São Paulo, 30 de junho de 2026 – Na última sessão do trimestre e do semestre, o mercado financeiro global opera com cautela. As bolsas, em sua maioria, sobem, consolidando os ganhos trimestrais. O petróleo opera perto da estabilidade, em um trimestre marcado por fortes perdas. Na agenda de hoje, destaque para os dados do Caged e o Plano Safra aqui e o relatório Jolts nos Estados Unidos.
As bolsas globais caminhavam nesta terça-feira para registrar o melhor desempenho de um segundo trimestre em seis anos, enquanto a recuperação do dólar levou o iene ao menor nível em quatro décadas e colocou a moeda norte-americana a caminho do quarto trimestre consecutivo de valorização.
Nos últimos três meses, o Estreito de Ormuz foi sendo reaberto de forma gradual e irregular, à medida que as hostilidades entre Estados Unidos e Irã deram lugar a um frágil cessar-fogo, provocando uma queda de 20% nos preços do petróleo. Ao mesmo tempo, ocorreu uma mudança significativa nas expectativas para os juros nos Estados Unidos, em um cenário marcado pelo avanço aparentemente irresistível das ações ligadas à inteligência artificial.
O Governo Federal lança, nesta terça-feira (30), o Plano Safra 2026/2027, com R$ 525,1 bilhões destinados à agricultura empresarial. Com acréscimo de R$ 9 bilhões em relação à safra anterior, a iniciativa oferece linhas de crédito, incentivos e instrumentos de política agrícola voltados a médios e grandes produtores, com o objetivo de fortalecer a produção agropecuária brasileira. A cerimônia ocorre no Palácio do Planalto, em Brasília (DF), com o presidente da República em exercício, Geraldo Alckmin, e com o ministro da Agricultura e Pecuária, André de Paula.

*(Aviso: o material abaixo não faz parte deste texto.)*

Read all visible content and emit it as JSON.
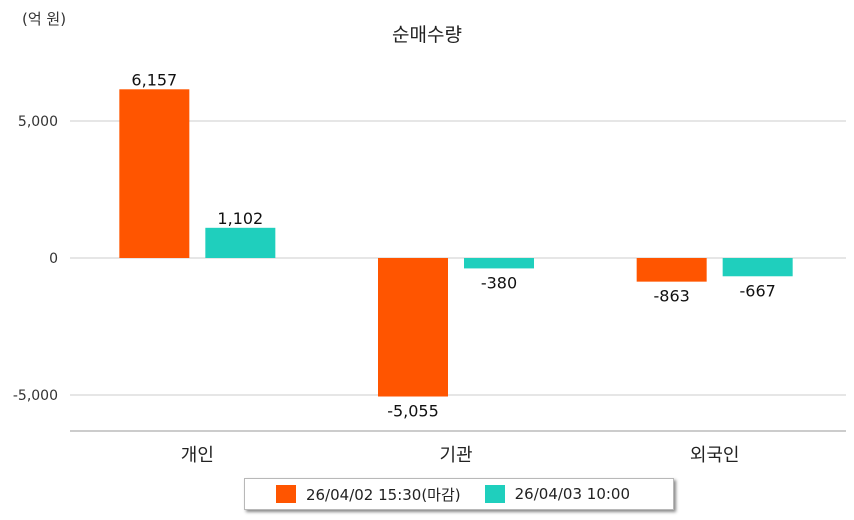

Do total de recursos, R$ 384,9 bilhões serão destinados ao custeio e à comercialização, garantindo recursos para despesas essenciais da produção agropecuária, como a aquisição de insumos, a condução das lavouras, a manutenção dos rebanhos e a comercialização da produção. Outros R$ 140,2 bilhões serão direcionados aos investimentos, apoiando a modernização produtiva, a ampliação da capacidade de armazenagem, a irrigação, a inovação tecnológica, a renovação de máquinas e equipamentos e o aumento da eficiência nas propriedades rurais.
O setor público consolidado registrou déficit primário de R$ 56,1 bilhões em maio, ante déficit de R$ 33,7 bilhões no mesmo mês de 2025. No Governo Central e nos governos regionais houve déficits respectivos de R$55,2 bilhões e R$1,2 bilhão, e nas empresas estatais, superávit de R$0,3 bilhão. Em doze meses, o setor público consolidado acumulou déficit de R$149,0 bilhões, equivalente a 1,14% do PIB, 0,16 p.p. do PIB superior ao déficit acumulado até abril.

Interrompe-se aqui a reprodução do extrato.